In the scientific world, a naïve animal is simply one that is yet to be exposed to an experiment. There is, I think, a place to stand that is not innocence as in foolishness, but neither a retreat to cynicism or weariness. Naïvety as unfamiliarity with the path out of the forest. Yet to be tested. As yet unhabituated to the maze.
Putting aside the complications here (is the animal in the maze even an image that we feel is conscionable?), there is still a little double act to be performed, as always when there are multiple routes to failure. Of course ‘Late Capitalism’ discourse is frustrating, because it too often (despite the idea of ‘lateness’) asserts an inescapable subversion of all things into power; the hopelessness of all efforts to escape. Scientific discourse is too often confident that new technology will not be subverted to the benefit of those in power (technology itself may be value neutral, but the way it will be applied is not).
Ok, so I’m just repeating Snow’s imaginary dinner party chatter:
The non-scientists have a rooted impression that the scientists are shallowly optimistic, unaware of man’s condition. On the other hand, the scientists believe that the literary intellectuals are totally lacking in foresight, peculiarly unconcerned with their brother men, in a deep sense anti-intellectual, anxious to restrict both art and thought to the existential moment.
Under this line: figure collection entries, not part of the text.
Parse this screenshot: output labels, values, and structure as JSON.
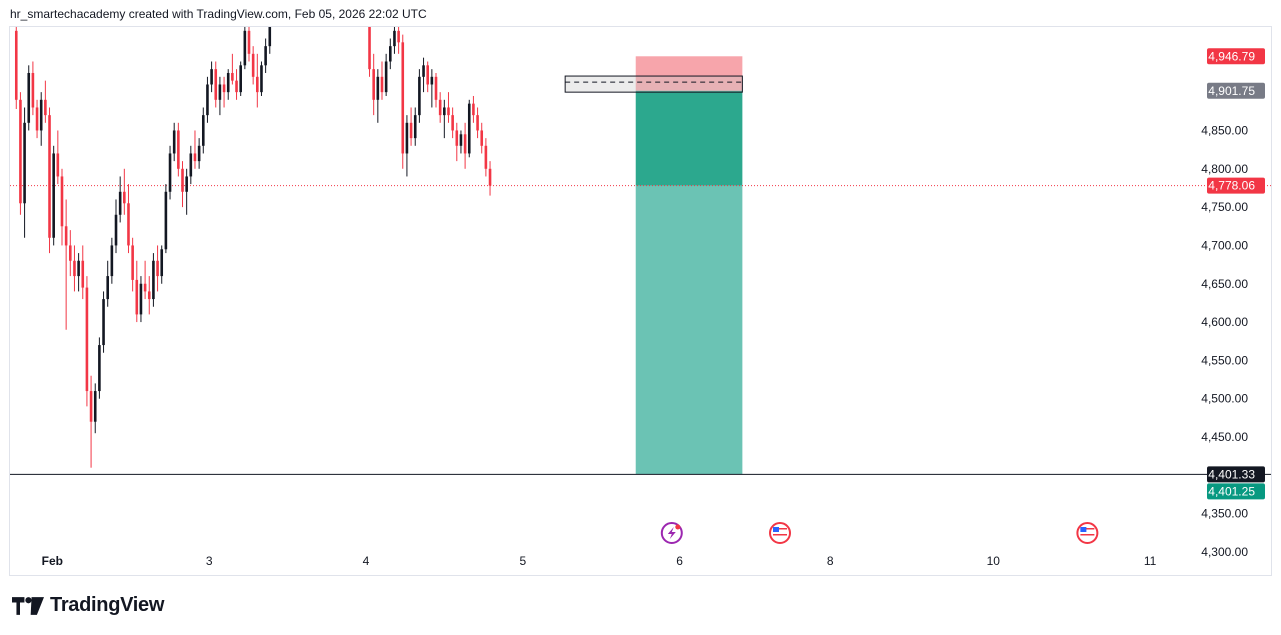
{
  "header": {
    "caption": "hr_smartechacademy created with TradingView.com, Feb 05, 2026 22:02 UTC"
  },
  "brand": {
    "name": "TradingView",
    "logo_icon": "tradingview-logo-icon"
  },
  "colors": {
    "up": "#131722",
    "down": "#f23645",
    "stop_zone": "#f7a5ab",
    "target_zone": "#2ca88e",
    "target_zone_light": "#6bc3b4",
    "current_price_line": "#f23645",
    "axis_text": "#131722"
  },
  "chart_data": {
    "type": "candlestick",
    "title": "",
    "xlabel": "",
    "ylabel": "",
    "ylim": [
      4270,
      4985
    ],
    "grid": false,
    "y_ticks": [
      "4,850.00",
      "4,800.00",
      "4,750.00",
      "4,700.00",
      "4,650.00",
      "4,600.00",
      "4,550.00",
      "4,500.00",
      "4,450.00",
      "4,350.00",
      "4,300.00"
    ],
    "y_tick_values": [
      4850,
      4800,
      4750,
      4700,
      4650,
      4600,
      4550,
      4500,
      4450,
      4350,
      4300
    ],
    "x_ticks": [
      {
        "label": "Feb",
        "t": 0.0
      },
      {
        "label": "3",
        "t": 1.0
      },
      {
        "label": "4",
        "t": 2.0
      },
      {
        "label": "5",
        "t": 3.0
      },
      {
        "label": "6",
        "t": 4.0
      },
      {
        "label": "8",
        "t": 4.96
      },
      {
        "label": "10",
        "t": 6.0
      },
      {
        "label": "11",
        "t": 7.0
      }
    ],
    "x_range": [
      -0.27,
      7.35
    ],
    "price_labels": [
      {
        "label": "4,946.79",
        "value": 4946.79,
        "role": "stop",
        "color": "#f23645"
      },
      {
        "label": "4,901.75",
        "value": 4901.75,
        "role": "entry",
        "color": "#787b86"
      },
      {
        "label": "4,778.06",
        "value": 4778.06,
        "role": "current",
        "color": "#f23645"
      },
      {
        "label": "4,401.33",
        "value": 4401.33,
        "role": "horizontal-line",
        "color": "#131722"
      },
      {
        "label": "4,401.25",
        "value": 4401.25,
        "role": "target",
        "color": "#089981"
      }
    ],
    "current_price": 4778.06,
    "horizontal_line": 4401.33,
    "position": {
      "type": "short",
      "t_start": 3.72,
      "t_end": 4.4,
      "entry": 4901.75,
      "stop": 4946.79,
      "target": 4401.25
    },
    "order_block": {
      "t_start": 3.27,
      "t_end": 4.4,
      "top": 4921,
      "bottom": 4900,
      "mid": 4913
    },
    "events": [
      {
        "t": 3.95,
        "icon": "flash-event-icon"
      },
      {
        "t": 4.64,
        "icon": "us-flag-event-icon"
      },
      {
        "t": 6.6,
        "icon": "us-flag-event-icon"
      }
    ],
    "candles": {
      "t_start": -0.23,
      "t_step": 0.0265,
      "ohlc": [
        [
          4980,
          4990,
          4878,
          4890
        ],
        [
          4890,
          4900,
          4740,
          4755
        ],
        [
          4755,
          4880,
          4710,
          4860
        ],
        [
          4860,
          4935,
          4850,
          4925
        ],
        [
          4925,
          4940,
          4870,
          4880
        ],
        [
          4880,
          4890,
          4840,
          4850
        ],
        [
          4850,
          4900,
          4830,
          4890
        ],
        [
          4890,
          4915,
          4860,
          4870
        ],
        [
          4870,
          4880,
          4690,
          4710
        ],
        [
          4710,
          4830,
          4700,
          4820
        ],
        [
          4820,
          4850,
          4780,
          4790
        ],
        [
          4790,
          4800,
          4700,
          4725
        ],
        [
          4725,
          4760,
          4590,
          4700
        ],
        [
          4700,
          4720,
          4660,
          4680
        ],
        [
          4680,
          4700,
          4640,
          4660
        ],
        [
          4660,
          4690,
          4640,
          4680
        ],
        [
          4680,
          4700,
          4630,
          4645
        ],
        [
          4645,
          4660,
          4490,
          4510
        ],
        [
          4510,
          4530,
          4410,
          4470
        ],
        [
          4470,
          4520,
          4455,
          4510
        ],
        [
          4510,
          4580,
          4500,
          4570
        ],
        [
          4570,
          4640,
          4560,
          4630
        ],
        [
          4630,
          4680,
          4620,
          4660
        ],
        [
          4660,
          4710,
          4650,
          4700
        ],
        [
          4700,
          4760,
          4690,
          4740
        ],
        [
          4740,
          4790,
          4730,
          4770
        ],
        [
          4770,
          4800,
          4740,
          4755
        ],
        [
          4755,
          4780,
          4690,
          4700
        ],
        [
          4700,
          4710,
          4640,
          4655
        ],
        [
          4655,
          4680,
          4600,
          4610
        ],
        [
          4610,
          4660,
          4600,
          4650
        ],
        [
          4650,
          4680,
          4630,
          4640
        ],
        [
          4640,
          4660,
          4610,
          4630
        ],
        [
          4630,
          4690,
          4620,
          4680
        ],
        [
          4680,
          4700,
          4640,
          4660
        ],
        [
          4660,
          4700,
          4650,
          4695
        ],
        [
          4695,
          4780,
          4690,
          4770
        ],
        [
          4770,
          4830,
          4760,
          4820
        ],
        [
          4820,
          4860,
          4810,
          4850
        ],
        [
          4850,
          4860,
          4790,
          4800
        ],
        [
          4800,
          4810,
          4750,
          4770
        ],
        [
          4770,
          4800,
          4740,
          4790
        ],
        [
          4790,
          4830,
          4780,
          4820
        ],
        [
          4820,
          4850,
          4800,
          4810
        ],
        [
          4810,
          4840,
          4800,
          4830
        ],
        [
          4830,
          4880,
          4820,
          4870
        ],
        [
          4870,
          4920,
          4860,
          4910
        ],
        [
          4910,
          4940,
          4900,
          4930
        ],
        [
          4930,
          4940,
          4880,
          4890
        ],
        [
          4890,
          4920,
          4870,
          4910
        ],
        [
          4910,
          4920,
          4880,
          4900
        ],
        [
          4900,
          4930,
          4890,
          4925
        ],
        [
          4925,
          4950,
          4910,
          4915
        ],
        [
          4915,
          4930,
          4890,
          4900
        ],
        [
          4900,
          4940,
          4895,
          4935
        ],
        [
          4935,
          4990,
          4930,
          4980
        ],
        [
          4980,
          4990,
          4940,
          4950
        ],
        [
          4950,
          4960,
          4910,
          4920
        ],
        [
          4920,
          4950,
          4880,
          4900
        ],
        [
          4900,
          4940,
          4895,
          4935
        ],
        [
          4935,
          4970,
          4925,
          4960
        ],
        [
          4960,
          4990,
          4950,
          4985
        ],
        null,
        null,
        null,
        null,
        null,
        null,
        null,
        null,
        null,
        null,
        null,
        null,
        null,
        null,
        null,
        null,
        null,
        null,
        null,
        null,
        null,
        null,
        null,
        [
          4985,
          4995,
          4920,
          4930
        ],
        [
          4930,
          4950,
          4870,
          4890
        ],
        [
          4890,
          4930,
          4860,
          4920
        ],
        [
          4920,
          4940,
          4890,
          4900
        ],
        [
          4900,
          4950,
          4895,
          4940
        ],
        [
          4940,
          4970,
          4930,
          4960
        ],
        [
          4960,
          4985,
          4950,
          4980
        ],
        [
          4980,
          4990,
          4950,
          4965
        ],
        [
          4965,
          4975,
          4800,
          4820
        ],
        [
          4820,
          4870,
          4790,
          4860
        ],
        [
          4860,
          4880,
          4830,
          4840
        ],
        [
          4840,
          4880,
          4830,
          4870
        ],
        [
          4870,
          4930,
          4860,
          4920
        ],
        [
          4920,
          4945,
          4900,
          4935
        ],
        [
          4935,
          4940,
          4900,
          4910
        ],
        [
          4910,
          4930,
          4880,
          4920
        ],
        [
          4920,
          4925,
          4880,
          4890
        ],
        [
          4890,
          4900,
          4860,
          4870
        ],
        [
          4870,
          4890,
          4840,
          4880
        ],
        [
          4880,
          4900,
          4860,
          4870
        ],
        [
          4870,
          4880,
          4840,
          4850
        ],
        [
          4850,
          4860,
          4810,
          4830
        ],
        [
          4830,
          4850,
          4820,
          4845
        ],
        [
          4845,
          4860,
          4800,
          4820
        ],
        [
          4820,
          4890,
          4815,
          4885
        ],
        [
          4885,
          4895,
          4860,
          4870
        ],
        [
          4870,
          4880,
          4840,
          4850
        ],
        [
          4850,
          4860,
          4820,
          4830
        ],
        [
          4830,
          4840,
          4790,
          4800
        ],
        [
          4800,
          4810,
          4765,
          4778
        ]
      ]
    }
  }
}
What else do I have to offer? Consider Teilhard de Chardin diagnosing Christianity’s 20th century illness:
Fundamentally, the Church never understood, as we understand it, the fine pride of man, nor the sacred passion for enquiry, which are the two basic elements of modern thought… A world completely dominated by the Church - as the Church has shown herself to be from the Renaissance until our own day - and were such a domination humanly possible - would have acquired increased capabilities from the point of view of sensibility and charity; but it would have lost all power to attack and penetrate the real: a warning would have been posted along the whole front line telling the enquiring mind that everything had already been found.
He posits, for a future mysticism, a kind of ascendance of scientific energy, subordinate only to the universe and blending into a transcendent spirit, with Christ-the-spirit leading the way. Sure. What’s key - what I think he gets right here - is the reason for the confusion of morality in the face of scientific progress. If there was anyone to ask why, if they sought to reduce suffering, they invented factory farming, it is the scientists. But they won’t be able to tell us, because they have relied on the simple energy of discovery, clinging vociferously to the real.
So yes, I share your unspoken unwillingness to be smug and ridicule enlightenment values and I share your confusion about what is happening that leads my fellows towards programming drones and factory farming. Maybe it’s counter-intuitive but it seems something beyond a commitment to knowledge is needed, in the same way that one must do more than think oneself a good actor in order to become one. I think of this as being the role of ritual: a way of bringing culture into the light and elevating the parts of it that we value. Not the prize giving that we so overvalue in the sciences, which has made our collective progression into a trivial, individualist contest.
I’ve struggled to think of myself as an outsider or a weirdo or any renegade figure in the past - my path seems to run through too many offices and too close to the conventional - but I’ve tried to keep some part of myself separate, innocent of the culture that twists earnest work into hopeless dead ends or worse.
It’s the value of these letters and the little sociological stories. Is cultured naïvety too oxymoronic?